We are frequently asked for a definitive figure on the eventual size of plant species, or to confirm information garnered on this subject from the Internet or literature.
As infuriating as the response, ‘It depends’, can be, I would point anyone hopeful of a categorical reply in the direction of New Zealand’s tallest forest tree, kahikatea, growing in windshorn coastal scrub at Te Hapu, measuring approximately the same height as my ten-year old son.
I do expect Henry to eventually outstrip his father’s height (probably too soon for my liking), but he should clearly be no match for kahikatea. An under-achieving kahikatea is not, however, the subject of this journal article – which concerns a native climbing rātā that regularly demonstrates considerable plasticity in its growth form.

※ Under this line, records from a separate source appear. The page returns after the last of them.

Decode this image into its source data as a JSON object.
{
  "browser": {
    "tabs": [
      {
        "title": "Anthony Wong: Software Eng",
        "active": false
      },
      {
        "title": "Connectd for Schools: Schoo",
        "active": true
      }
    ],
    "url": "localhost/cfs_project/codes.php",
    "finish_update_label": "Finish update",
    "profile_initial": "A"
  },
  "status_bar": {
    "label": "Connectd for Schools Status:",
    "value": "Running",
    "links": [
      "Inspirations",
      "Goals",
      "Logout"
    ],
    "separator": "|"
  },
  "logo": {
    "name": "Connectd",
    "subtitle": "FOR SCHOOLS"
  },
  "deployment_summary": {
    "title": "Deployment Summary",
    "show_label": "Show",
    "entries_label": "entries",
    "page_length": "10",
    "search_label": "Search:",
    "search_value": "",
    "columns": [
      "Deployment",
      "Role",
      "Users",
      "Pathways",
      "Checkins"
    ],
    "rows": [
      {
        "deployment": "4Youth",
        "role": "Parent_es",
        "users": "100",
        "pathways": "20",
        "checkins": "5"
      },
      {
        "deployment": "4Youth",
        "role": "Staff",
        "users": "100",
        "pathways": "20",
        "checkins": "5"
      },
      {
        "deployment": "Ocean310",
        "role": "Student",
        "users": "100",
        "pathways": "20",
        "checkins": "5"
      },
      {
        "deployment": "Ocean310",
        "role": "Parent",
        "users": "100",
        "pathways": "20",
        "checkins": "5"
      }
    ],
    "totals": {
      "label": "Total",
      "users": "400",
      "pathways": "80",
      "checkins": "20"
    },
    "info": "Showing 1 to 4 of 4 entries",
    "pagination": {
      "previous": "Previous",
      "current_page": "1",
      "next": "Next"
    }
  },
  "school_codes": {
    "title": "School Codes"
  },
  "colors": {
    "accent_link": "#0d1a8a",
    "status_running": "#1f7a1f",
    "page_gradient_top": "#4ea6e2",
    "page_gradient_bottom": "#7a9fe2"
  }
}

The coastline of Te Hapu is a perfect example of Metrosideros perforata‘s ability to mould itself in response to varying conditions, partially due to the general abundance of this rātā throughout an array of differing habitats.
The lefthand image above shows the juvenile form of the plant as it finds purchase on one of the innumerable limestone boulders that are ubiquitous in this landscape – in this case, still nestled within a sheltered aspect. On the right, one can see the billowing form that is typical of the adult stage of this white-flowered rātā when it reaches a place in the sun (which can be as high as 15m or more up the trunks of our forest giants).
Such lofty heights cannot be countenanced in the teeth of the biting westerly gales whose regular appearance is writ large upon the rolling, cloud-like fields of rātā inhabiting slopes and outcrops on this section of the South Island’s northwestern coastal fringe. No – something much better occurs here.
Furrows through which the wind whistles, and inclined planes scythed into perfectly even surfaces, create a vegetative topography – a new ground plane like a green shadow of the stone and earth below.
Nature’s most sublime act of lunacy in this regard is shown in the photo above, left, where a hedge of Metrosideros perforata has developed at the top of a cliff. The clean line at which it meets the pasture behind may betray the thoroughness of sheep, although it is also likely to demonstrate the exact point where it becomes very unwise to place one’s foot.
When one views such compact growth forms, it is easy to misjudge the age of these plants, which are as old as (if not older than) rātā specimens that scale rimu or kahikatea in nearby forests. The trunk on the venerable individual shown above gives a clear indication that the field of foliage appressed upon this massive block of limestone has been developing for many decades.
The lessons that we learn from observing such landscapes, where livestock are yet another influence upon the development of vegetation, are valuable because we work in places that are neither natural nor benign. That said, as I wandered about Te Hapu with my family (camera in hand), I was simply transfixed by the exercise in form that is exhibited so extravagantly in this place.